Existe un espacio legal para realizar escuchas masivas que se debe utilizar con exquisita cautela. La Ley Orgánica 2/2002 de 6 de mayo, de control judicial previo de ciertas actividades del Centro Nacional de Inteligencia (CNI), establece que el director del centro deberá solicitar de un magistrado del Tribunal Supremo, nombrado por el Consejo General del Poder Judicial, la autorización para la adopción de medidas que afecten a la inviolabilidad del domicilio y al secreto de las comunicaciones. La ley no autoriza al director del CNI a una prospección indiscriminada, sino que le exige individualizar los hechos, identificar las personas, exponer las motivaciones y solicitar la autorización del magistrado. La decisión judicial no rinde cuentas ante el órgano que le ha designado (CGPJ), pero tiene la obligación de analizar lo que se le solicita, motivar la resolución en un plazo perentorio, responsabilizarse de su duración y de las consecuencias que se han derivado de su autorización.

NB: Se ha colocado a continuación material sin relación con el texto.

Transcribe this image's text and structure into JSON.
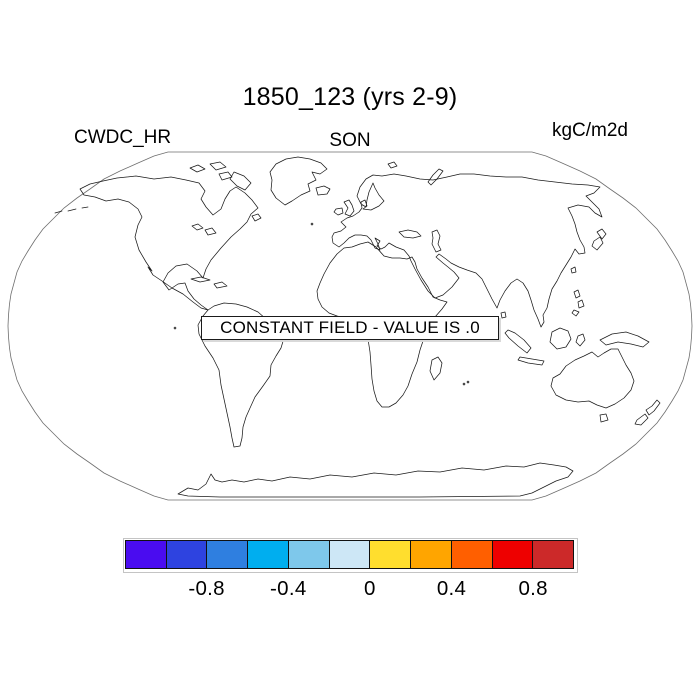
{
  "header": {
    "title": "1850_123 (yrs 2-9)",
    "left_label": "CWDC_HR",
    "center_label": "SON",
    "right_label": "kgC/m2d"
  },
  "map": {
    "annotation": "CONSTANT FIELD - VALUE IS .0"
  },
  "colorbar": {
    "colors": [
      "#4A0CF0",
      "#2E43E0",
      "#2F7FE0",
      "#00AEEF",
      "#7EC8EB",
      "#CDE7F6",
      "#FFDE2E",
      "#FFA500",
      "#FF5F00",
      "#EE0000",
      "#CC2929"
    ],
    "tick_labels": [
      "-0.8",
      "-0.4",
      "0",
      "0.4",
      "0.8"
    ]
  },
  "chart_data": {
    "type": "map",
    "title": "1850_123 (yrs 2-9)",
    "variable": "CWDC_HR",
    "season": "SON",
    "units": "kgC/m2d",
    "annotation": "CONSTANT FIELD - VALUE IS .0",
    "projection": "robinson-world-outline",
    "field_constant_value": 0.0,
    "colorbar": {
      "n_segments": 11,
      "tick_labels": [
        "-0.8",
        "-0.4",
        "0",
        "0.4",
        "0.8"
      ],
      "segment_colors": [
        "#4A0CF0",
        "#2E43E0",
        "#2F7FE0",
        "#00AEEF",
        "#7EC8EB",
        "#CDE7F6",
        "#FFDE2E",
        "#FFA500",
        "#FF5F00",
        "#EE0000",
        "#CC2929"
      ]
    }
  }
}
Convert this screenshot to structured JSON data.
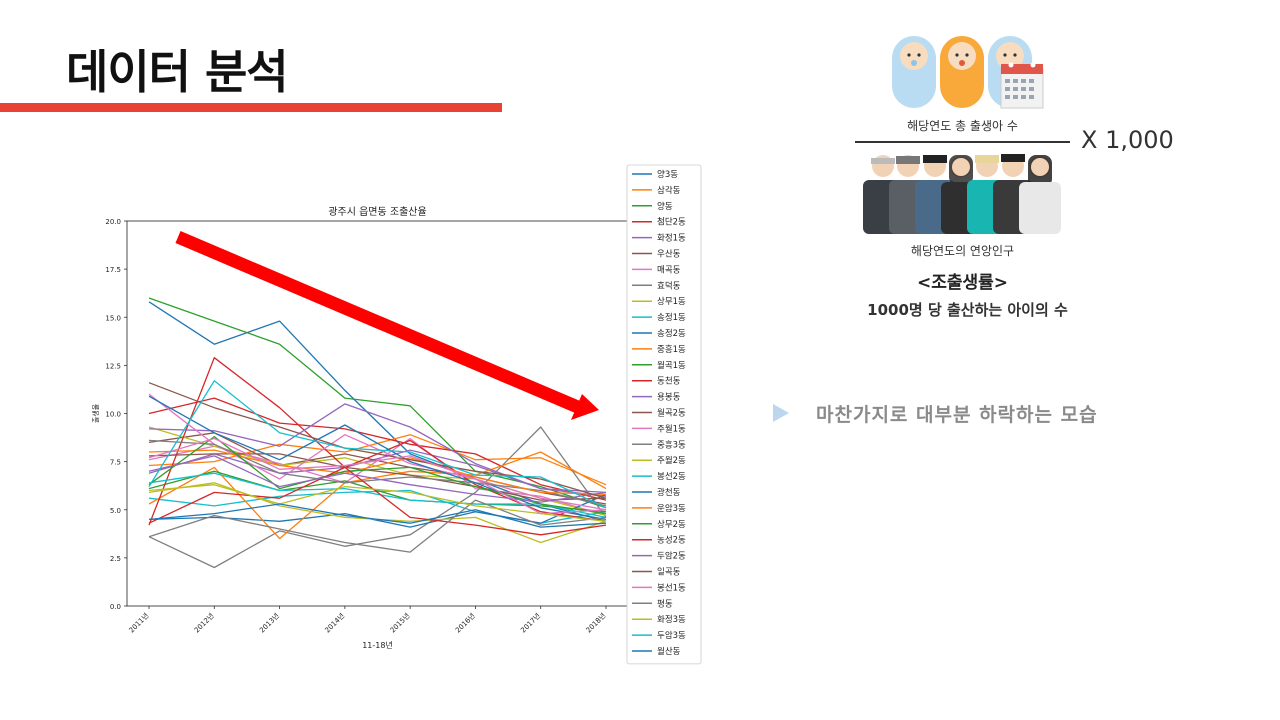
{
  "slide": {
    "title": "데이터 분석",
    "formula": {
      "numerator_label": "해당연도 총 출생아 수",
      "denominator_label": "해당연도의 연앙인구",
      "multiplier": "X 1,000",
      "definition_title": "<조출생률>",
      "definition_text": "1000명 당 출산하는 아이의 수"
    },
    "bullet": {
      "text": "마찬가지로 대부분 하락하는 모습"
    }
  },
  "colors": {
    "accent_red": "#e94235",
    "bullet_blue": "#bcd6ee",
    "arrow_red": "#ff0000"
  },
  "chart_data": {
    "type": "line",
    "title": "광주시 읍면동 조출산율",
    "xlabel": "11-18년",
    "ylabel": "출생율",
    "ylim": [
      0,
      20
    ],
    "yticks": [
      "0.0",
      "2.5",
      "5.0",
      "7.5",
      "10.0",
      "12.5",
      "15.0",
      "17.5",
      "20.0"
    ],
    "grid": false,
    "legend_position": "right",
    "categories": [
      "2011년",
      "2012년",
      "2013년",
      "2014년",
      "2015년",
      "2016년",
      "2017년",
      "2018년"
    ],
    "series": [
      {
        "name": "양3동",
        "values": [
          15.8,
          13.6,
          14.8,
          11.2,
          7.9,
          6.6,
          5.3,
          4.4
        ]
      },
      {
        "name": "삼각동",
        "values": [
          7.3,
          7.5,
          8.4,
          8.0,
          8.9,
          7.6,
          7.7,
          6.3
        ]
      },
      {
        "name": "양동",
        "values": [
          16.0,
          14.8,
          13.6,
          10.8,
          10.4,
          7.0,
          6.2,
          5.1
        ]
      },
      {
        "name": "첨단2동",
        "values": [
          10.0,
          10.8,
          9.5,
          9.2,
          8.4,
          7.9,
          6.3,
          5.5
        ]
      },
      {
        "name": "화정1동",
        "values": [
          6.9,
          7.9,
          6.9,
          7.2,
          8.1,
          7.3,
          6.1,
          5.7
        ]
      },
      {
        "name": "우산동",
        "values": [
          8.5,
          9.0,
          7.3,
          7.9,
          7.2,
          6.7,
          5.9,
          5.3
        ]
      },
      {
        "name": "매곡동",
        "values": [
          7.6,
          8.3,
          7.4,
          6.4,
          8.7,
          6.1,
          5.7,
          4.7
        ]
      },
      {
        "name": "효덕동",
        "values": [
          3.6,
          2.0,
          3.9,
          3.1,
          3.7,
          5.9,
          9.3,
          4.6
        ]
      },
      {
        "name": "상무1동",
        "values": [
          9.3,
          8.3,
          7.3,
          7.7,
          6.8,
          6.6,
          5.6,
          4.7
        ]
      },
      {
        "name": "송정1동",
        "values": [
          5.6,
          5.2,
          5.7,
          5.9,
          6.0,
          4.9,
          4.3,
          4.9
        ]
      },
      {
        "name": "송정2동",
        "values": [
          4.5,
          4.6,
          4.4,
          4.8,
          4.1,
          4.9,
          4.3,
          5.8
        ]
      },
      {
        "name": "중흥1동",
        "values": [
          5.3,
          7.2,
          3.5,
          6.4,
          7.0,
          6.8,
          8.0,
          6.1
        ]
      },
      {
        "name": "월곡1동",
        "values": [
          6.1,
          7.0,
          6.0,
          6.5,
          5.5,
          5.3,
          5.2,
          4.9
        ]
      },
      {
        "name": "동천동",
        "values": [
          4.2,
          12.9,
          10.3,
          7.2,
          8.6,
          6.3,
          4.9,
          4.4
        ]
      },
      {
        "name": "용봉동",
        "values": [
          9.2,
          9.1,
          8.3,
          10.5,
          9.3,
          7.4,
          6.1,
          5.9
        ]
      },
      {
        "name": "월곡2동",
        "values": [
          7.8,
          7.9,
          7.9,
          7.2,
          6.8,
          6.2,
          5.5,
          5.6
        ]
      },
      {
        "name": "주월1동",
        "values": [
          11.0,
          8.4,
          6.6,
          8.9,
          7.4,
          6.6,
          5.6,
          5.0
        ]
      },
      {
        "name": "중흥3동",
        "values": [
          8.6,
          8.4,
          6.9,
          6.4,
          6.7,
          6.4,
          6.0,
          5.2
        ]
      },
      {
        "name": "주월2동",
        "values": [
          5.9,
          6.4,
          5.2,
          4.6,
          4.4,
          4.6,
          3.3,
          4.4
        ]
      },
      {
        "name": "봉선2동",
        "values": [
          6.4,
          6.9,
          6.0,
          6.1,
          5.5,
          5.3,
          5.3,
          4.6
        ]
      },
      {
        "name": "광천동",
        "values": [
          10.9,
          9.0,
          7.6,
          9.4,
          7.5,
          6.4,
          5.1,
          4.5
        ]
      },
      {
        "name": "운암3동",
        "values": [
          8.0,
          8.1,
          7.3,
          6.9,
          7.7,
          6.7,
          5.9,
          5.8
        ]
      },
      {
        "name": "상무2동",
        "values": [
          6.3,
          8.8,
          6.1,
          7.0,
          7.2,
          6.2,
          5.3,
          4.8
        ]
      },
      {
        "name": "농성2동",
        "values": [
          4.3,
          5.9,
          5.6,
          7.2,
          4.6,
          4.2,
          3.7,
          4.2
        ]
      },
      {
        "name": "두암2동",
        "values": [
          7.0,
          7.8,
          6.2,
          6.9,
          6.3,
          5.8,
          5.4,
          5.9
        ]
      },
      {
        "name": "일곡동",
        "values": [
          11.6,
          10.3,
          9.3,
          8.2,
          7.6,
          7.0,
          6.6,
          5.6
        ]
      },
      {
        "name": "봉선1동",
        "values": [
          7.7,
          8.7,
          7.1,
          7.3,
          7.8,
          6.6,
          4.8,
          5.0
        ]
      },
      {
        "name": "평동",
        "values": [
          3.6,
          4.7,
          4.0,
          3.3,
          2.8,
          5.5,
          4.2,
          4.6
        ]
      },
      {
        "name": "화정3동",
        "values": [
          6.0,
          6.3,
          5.3,
          6.2,
          5.9,
          5.2,
          4.8,
          4.4
        ]
      },
      {
        "name": "두암3동",
        "values": [
          6.2,
          11.7,
          9.0,
          8.2,
          8.0,
          6.8,
          6.7,
          5.1
        ]
      },
      {
        "name": "월산동",
        "values": [
          4.5,
          4.8,
          5.3,
          4.7,
          4.3,
          5.0,
          4.1,
          4.3
        ]
      }
    ],
    "palette": [
      "#1f77b4",
      "#ff7f0e",
      "#2ca02c",
      "#d62728",
      "#9467bd",
      "#8c564b",
      "#e377c2",
      "#7f7f7f",
      "#bcbd22",
      "#17becf"
    ]
  }
}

La utilización del sistema Pegasus ha irrumpido de manera desbocada, como elefante en una cacharrería, en nuestro inestable panorama político. Me parece de una gravedad e irresponsabilidad difícil de asimilar la decisión de aplicar la doctrina de la seguridad nacional a los políticos independentistas catalanes y a todas las personas que, de alguna u otra forma, estaban relacionadas con el proceso, exclusivamente político, como sostiene toda la comunidad jurídica internacional, que pusieron en marcha los independentistas catalanes. Por más vueltas que le doy no alcanzo a comprender quién tomó tan irreflexiva decisión y lo que es más grave, por qué no se midieron las consecuencias del mensaje perverso que implicaba la adopción de medidas reservadas para el terrorismo o el crimen organizado. Con toda razón, los independentistas catalanes y no solo ellos, sino todos los ciudadanos que nos esforzamos en defender el Estado de derecho y sostener un sistema de protección de garantías y libertades, hemos reaccionado con indignación exigiendo comisiones de investigación y responsabilidades políticas.

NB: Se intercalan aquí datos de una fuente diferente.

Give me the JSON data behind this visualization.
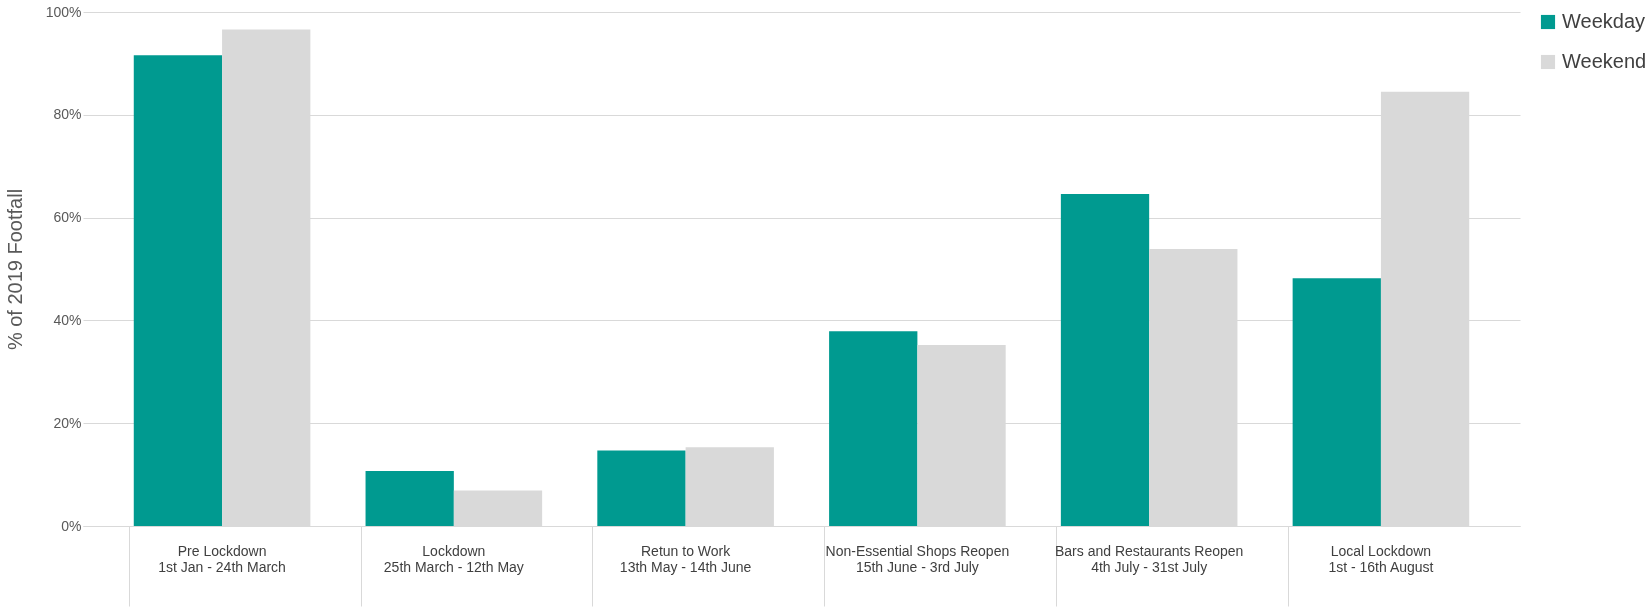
{
  "chart_data": {
    "type": "bar",
    "ylabel": "% of 2019 Footfall",
    "categories": [
      "Pre Lockdown\n1st Jan - 24th March",
      "Lockdown\n25th March - 12th May",
      "Retun to Work\n13th May - 14th June",
      "Non-Essential Shops Reopen\n15th June - 3rd July",
      "Bars and Restaurants Reopen\n4th July - 31st July",
      "Local Lockdown\n1st - 16th August"
    ],
    "series": [
      {
        "name": "Weekday",
        "color": "#009a90",
        "values": [
          91.6,
          10.7,
          14.7,
          37.9,
          64.6,
          48.2
        ]
      },
      {
        "name": "Weekend",
        "color": "#d9d9d9",
        "values": [
          96.6,
          6.9,
          15.3,
          35.2,
          53.9,
          84.5
        ]
      }
    ],
    "ylim": [
      0,
      100
    ],
    "yticks": [
      {
        "value": 0,
        "label": "0%"
      },
      {
        "value": 20,
        "label": "20%"
      },
      {
        "value": 40,
        "label": "40%"
      },
      {
        "value": 60,
        "label": "60%"
      },
      {
        "value": 80,
        "label": "80%"
      },
      {
        "value": 100,
        "label": "100%"
      }
    ],
    "grid": "y",
    "legend": "right"
  }
}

En un sistema democrático es lógico y saludable que el o los que han cometido tamaño desatino político, por lo menos lo reconozcan y en su caso dimitan. Si la medida está amparada por la intervención del magistrado que contempla la ley que autoriza al CNI a interceptar conversaciones, no existe responsabilidad penal alguna, pero será difícil restañar la brecha política que se ha abierto. Está en peligro la estabilidad del actual Gobierno de coalición. No cuesta nada y creo que dignifica a la política reconocer el error antes de que sea demasiado tarde.